FusedFeedForward
- class paddle.incubate.nn. FusedFeedForward ( d_model: int, dim_feedforward: int, dropout_rate: float = 0.1, epsilon: float = 1e-05, activation: str = 'relu', act_dropout_rate: float | None = None, normalize_before: bool = False, linear1_weight_attr: ParamAttrLike | None = None, linear1_bias_attr: ParamAttrLike | None = None, linear2_weight_attr: ParamAttrLike | None = None, linear2_bias_attr: ParamAttrLike | None = None, ln1_scale_attr: ParamAttrLike | None = None, ln1_bias_attr: ParamAttrLike | None = None, ln2_scale_attr: ParamAttrLike | None = None, ln2_bias_attr: ParamAttrLike | None = None, nranks: int = 1, ring_id: int = -1, name: str | None = None ) [source]
- 
         - Parameters
- 
           - d_model (int) – The expected feature size in the input and output. 
- dim_feedforward (int) – The hidden layer size. 
- dropout_rate (float, optional) – The dropout probability used in pre-process and post-precess. Default 0.1 
- epsilon (float, optional) – he small value added to the variance to prevent division by zero. Default: 1e-05. 
- activation (str, optional) – The activation function. Default relu. 
- act_dropout_rate (float, optional) – The dropout probability after activation. If None, use the value of dropout_rate. Default None 
- normalize_before (bool, optional) – Indicate whether to put layer normalization into, preprocessing or postprocessing. Default False 
- linear1_weight_attr (ParamAttr, optional) – To specify the weight parameter property for FFN first linear. Default: None, which means the default weight parameter property is used. See usage for details in - ParamAttr.
- linear1_bias_attr (ParamAttr|bool, optional) – To specify the bias parameter property for FFN first linear. The False value means the corresponding layer would not have trainable bias parameter. Default: None, which means the default bias parameter property is used. See usage for details in - ParamAttr.
- linear2_weight_attr (ParamAttr, optional) – To specify the weight parameter property for FFN second linear. Default: None, which means the default weight parameter property is used. See usage for details in - ParamAttr.
- linear2_bias_attr (ParamAttr|bool, optional) – To specify the bias parameter property for FFN second linear. The False value means the corresponding layer would not have trainable bias parameter. Default: None, which means the default bias parameter property is used. See usage for details in - ParamAttr.
- ln1_scale_attr (ParamAttr, optional) – To specify the weight parameter property for FFN pre_layer_norm.
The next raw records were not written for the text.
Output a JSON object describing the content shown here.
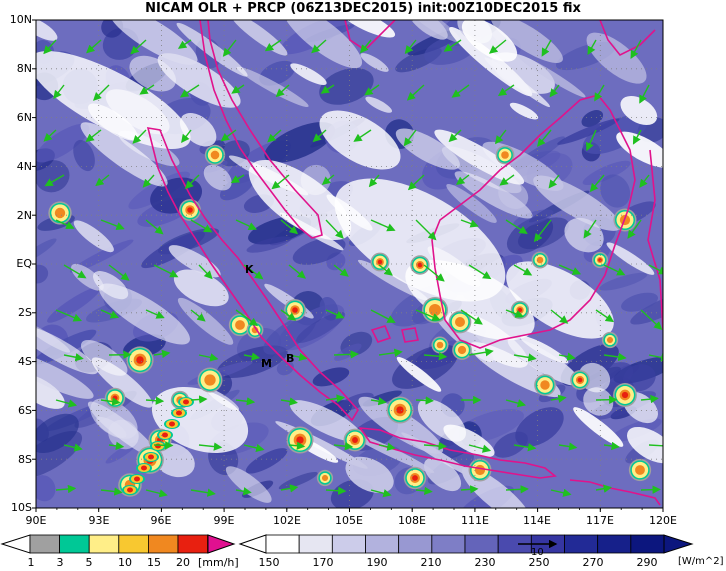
{
  "title": "NICAM OLR + PRCP (06Z13DEC2015) init:00Z10DEC2015 fix",
  "map": {
    "lat_labels": [
      "10N",
      "8N",
      "6N",
      "4N",
      "2N",
      "EQ",
      "2S",
      "4S",
      "6S",
      "8S",
      "10S"
    ],
    "lon_labels": [
      "90E",
      "93E",
      "96E",
      "99E",
      "102E",
      "105E",
      "108E",
      "111E",
      "114E",
      "117E",
      "120E"
    ],
    "lat_range": [
      -10,
      10
    ],
    "lon_range": [
      90,
      120
    ],
    "station_markers": [
      "K",
      "M",
      "B"
    ],
    "colors": {
      "background_cloud": "#ffffff",
      "olr_dark": "#1f2a86",
      "coastline": "#e0138c",
      "wind_vector": "#1fc01f",
      "grid": "#808080"
    }
  },
  "precip_colorbar": {
    "labels": [
      "1",
      "3",
      "5",
      "10",
      "15",
      "20"
    ],
    "unit": "[mm/h]",
    "colors": [
      "#a0a0a0",
      "#00c896",
      "#ffee88",
      "#f8c830",
      "#f08820",
      "#e82010",
      "#e01090"
    ]
  },
  "olr_colorbar": {
    "labels": [
      "150",
      "170",
      "190",
      "210",
      "230",
      "250",
      "270",
      "290"
    ],
    "unit": "[W/m^2]",
    "colors": [
      "#ffffff",
      "#e6e6f2",
      "#ccccea",
      "#b2b2de",
      "#9898d2",
      "#7e7ec6",
      "#6464ba",
      "#4a4aae",
      "#3636a2",
      "#222a96",
      "#16208a",
      "#0c167e"
    ]
  },
  "vector_reference": "10"
}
Default: None, which means the default weight parameter property is used. See usage for details in - ParamAttr.
- ln1_bias_attr (ParamAttr|bool, optional) – To specify the bias parameter property for FFN pre_layer_norm. The False value means the corresponding layer would not have trainable bias parameter. Default: None, which means the default bias parameter property is used. See usage for details in - ParamAttr.
- ln2_scale_attr (ParamAttr, optional) – To specify the weight parameter property for FFN post_layer_norm. Default: None, which means the default weight parameter property is used. See usage for details in - ParamAttr.
- ln2_bias_attr (ParamAttr|bool, optional) – To specify the bias parameter property for FFN layer_norm. The False value means the corresponding layer would not have trainable bias parameter. Default: None, which means the default bias parameter property is used. See usage for details in - ParamAttr.
- nranks (int, optional) – Distributed tensor model parallel nranks. Default is 1, means not using tensor parallel. 
- ring_id (int, optional) – For distributed tensor model parallel. Default is -1, means not using tensor parallel. 
- name (str, optional) – The default value is None. Normally there is no need for user to set this property. For more information, please refer to api_guide_Name. 
 
 Examples >>> >>> import paddle >>> from paddle.incubate.nn import FusedFeedForward >>> paddle.device.set_device('gpu') >>> fused_feedforward_layer = FusedFeedForward(8, 8) >>> x = paddle.rand((1, 8, 8)) >>> out = fused_feedforward_layer(x) >>> print(out.shape) [1, 8, 8] - 
            
           forward
           (
           src: Tensor, 
           cache: Tensor | None = None
           ) 
            Tensor
           forward¶
- 
           Defines the computation performed at every call. Should be overridden by all subclasses. - Parameters
- 
             - *inputs (tuple) – unpacked tuple arguments 
- **kwargs (dict) – unpacked dict arguments 
 
 
 - 
            
           extra_repr
           (
           ) 
            str
           extra_repr¶
- 
           Extra representation of this layer, you can have custom implementation of your own layer.